Despite overwhelming evidence that torture was routine and systematic at a secret prison in the old Muthanna airport in West Baghdad where the young man had been held, Iraqi officials at the highest level appear to be in denial, claiming the accounts by the men who were held there are fictitious. Instead of ordering an independent inquiry, Prime Minister Nuri Kamal al-Maliki has dismissed the torture accounts as "lies" and "a smear campaign." He told the state-run Iraqiya television that the detainees inflicted the scars on themselves "by rubbing matches on some of their body parts."

But the wounds that my colleague and I witnessed on April 26, when we interviewed 42 of the men who had been held in that place, could not have been self-inflicted. Huge scabs on their legs matched detainees' descriptions of being suspended upside down with their lower legs trapped between bars. Deep welts on their backs were consistent with cable whipping. These scars were just the beginning of the horror the men, and the evidence on their bodies, revealed.

We hadn't been in Wing 5 of Baghdad's Al Rusafa detention facility for more than a few minutes before dozens of detainees pressed against the 19 overcrowded cage-like cells to which 300 of the men had been moved after the secret prison was exposed and began re-enacting the dreadful abuses that interrogators at Muthanna had subjected them to. They lifted their shirts and pant legs to reveal fresh scars, bruising, scabs and disfigurements. Each wanted to share his story, and each story was horrifically like the ones before. We had been in Iraq for about a month recording human rights violations through interviews with victims of torture and other abuses across the country, but nothing prepared us for this encounter.

The 42 men the two of us were able to interview in the three hours we spent there recounted in appalling detail interrogation sessions that lasted three or four hours each. They described how their torturers kicked, whipped, beat and tried to suffocate them, gave them electric shocks, burned them with cigarettes and pulled out their fingernails and teeth. The prisoners said that interrogators sodomized some detainees with sticks and pistol barrels.

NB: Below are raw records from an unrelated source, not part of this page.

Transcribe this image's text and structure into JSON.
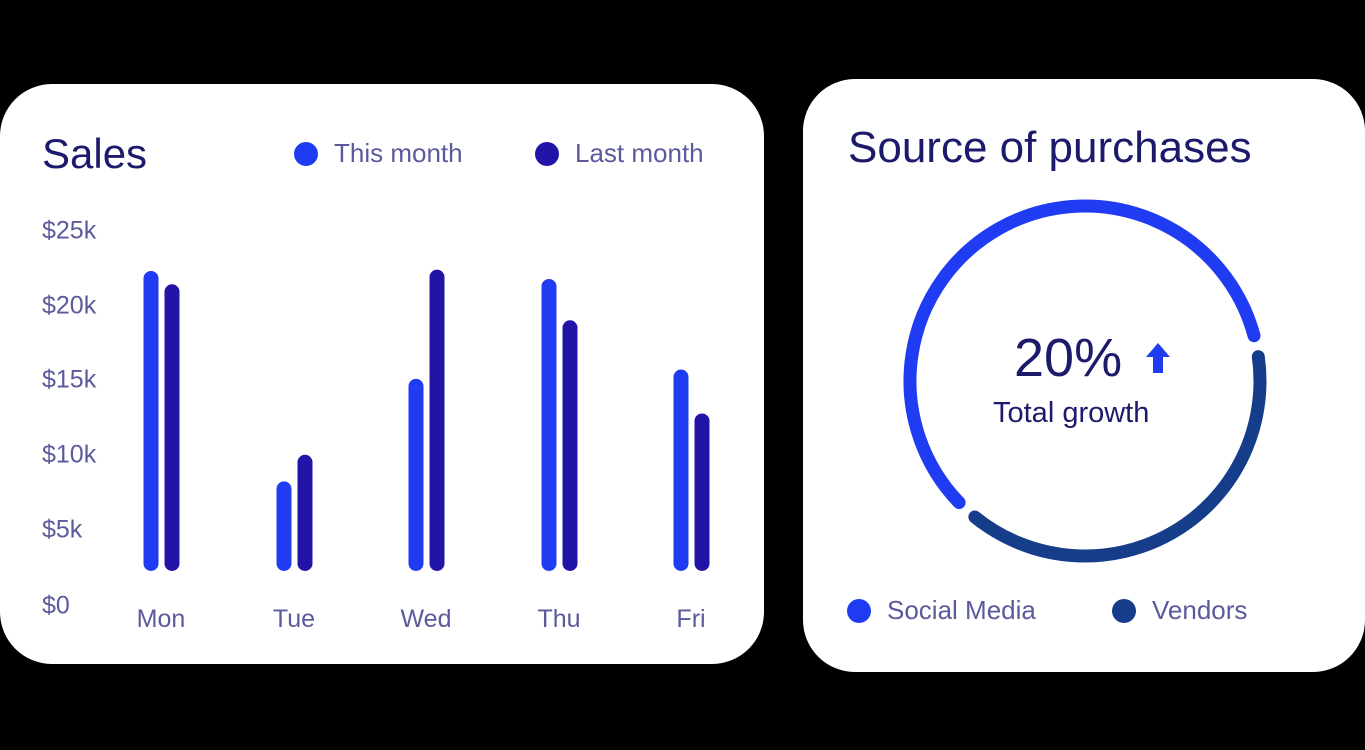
{
  "colors": {
    "this_month": "#1f3cf2",
    "last_month": "#2314a8",
    "social_media": "#1f3cf2",
    "vendors": "#163d8a"
  },
  "sales_card": {
    "title": "Sales",
    "legend": [
      "This month",
      "Last month"
    ]
  },
  "source_card": {
    "title": "Source of purchases",
    "growth_value": "20%",
    "growth_label": "Total growth",
    "growth_icon": "arrow-up-icon",
    "legend": [
      "Social Media",
      "Vendors"
    ]
  },
  "chart_data": [
    {
      "type": "bar",
      "title": "Sales",
      "categories": [
        "Mon",
        "Tue",
        "Wed",
        "Thu",
        "Fri"
      ],
      "series": [
        {
          "name": "This month",
          "values": [
            22000,
            6200,
            13900,
            21400,
            14600
          ]
        },
        {
          "name": "Last month",
          "values": [
            21000,
            8200,
            22100,
            18300,
            11300
          ]
        }
      ],
      "ylim": [
        0,
        25000
      ],
      "yticks": [
        0,
        5000,
        10000,
        15000,
        20000,
        25000
      ],
      "ytick_labels": [
        "$0",
        "$5k",
        "$10k",
        "$15k",
        "$20k",
        "$25k"
      ],
      "legend_position": "top-right",
      "grid": false
    },
    {
      "type": "pie",
      "title": "Source of purchases",
      "categories": [
        "Social Media",
        "Vendors"
      ],
      "values": [
        60,
        40
      ],
      "legend_position": "bottom"
    }
  ]
}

Some young men said they had been forced to perform oral sex on interrogators and guards and that interrogator forced detainees to molest one another.

If the detainees still refused to confess, interrogators would threaten to rape the women and girls in their families.

The detainees were among about 430 who had been kept for months in the secret facility, which was run by the Baghdad Operations Command, one of several regional security commands set up by the prime minister that answer directly to him. All were transferred or released, with 300 of them moved to Al Rusafa, after the Human Rights Ministry inspected Muthanna in March and reported abuses to the prime minister. Until then, the detainees had no access to their families or lawyers. They didn't even receive a case number, never mind formal charges. An investigative judge questioned many of them individually in a room just down the hall from one of the torture chambers.

The Iraqi Army had detained them between September and December 2009 during sweeps in and around Mosul, a Sunni militant stronghold, accusing them of aiding and abetting terrorism. They were forced to sign false confessions but even after they confessed, many said, torture persisted.

If the Iraqi government wants to avoid comparisons with U.S. abuses at Abu Ghraib and the appalling practices of the former government of Saddam Hussein, it needs to stop stonewalling.

The sooner it brings those responsible to justice, the better for these victims, the government's reputation, and for all Iraqis who hope that the country is on its way to peace and justice.

Samer Muscati is a Middle East researcher at Human Rights Watch.